This is another photograph from a lab in the Charles Harris Group at UC Berkeley. I previously photographed this effusion cell apparatus from an orthogonal orientation, but I also found this shot at its long axis intriguing. The sense of complexity and purpose, but also the sense of aesthetic minimalism, always attracts me to physics apparatuses.
UC Berkeley’s student machine shop has a truly fascinating collection of old machines that are still fantastically useful. (I’ve posted on it before.) This particular photograph is of a lathe’s controls–both those for moving the tool bit relative to the metal as well as those for the automatic feeds.

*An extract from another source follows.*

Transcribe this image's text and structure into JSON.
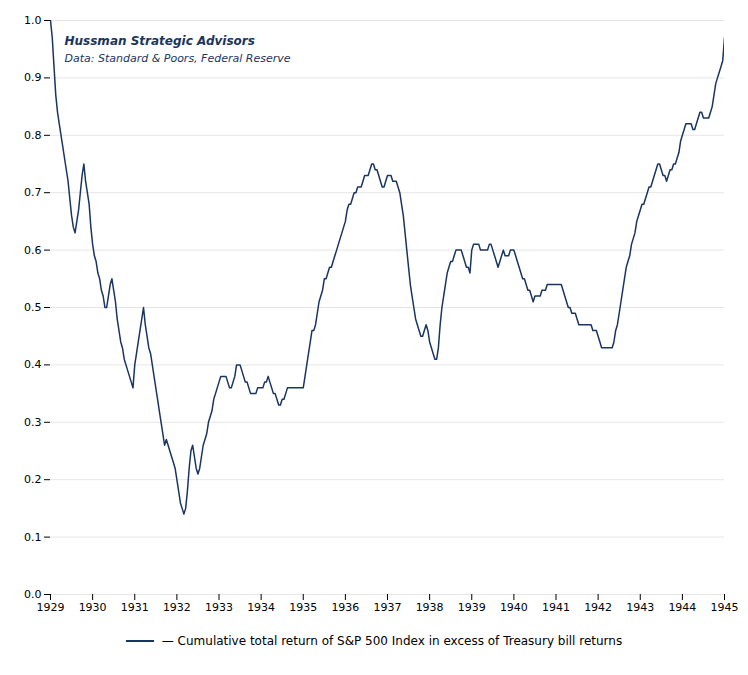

When everything I work with in the laser lab is computer-controlled, it’s refreshing to work with a machine that works entirely from a clever design of gears and cogs. There’s a solidity and strength in a device that is completely independent of interference from microprocessors.
Berkeley has a Student Machine Shop, and my scientific experiments would never get off the group without it. I’ve lost track of the number of times that I’ve needed a part that has never before been made–I can only imagine in my mind what I need. I make some preliminary drawings, and I head up to the shop to machine this fantasy part from aluminum or, more rarely, steel. To see that form from my imagination slowly becoming reality is one of the most exciting experiences I’ve ever had. (It’s probably worth noting that I started as a sculptor before transitioning to photography.)
This particular photograph is of a milling machine, used to make planes, grooves, and holes in metal. In many ways, it’s a lot more flexible than a lathe (the other ubiquitous machine shop tool), but also a bit more threatening looking.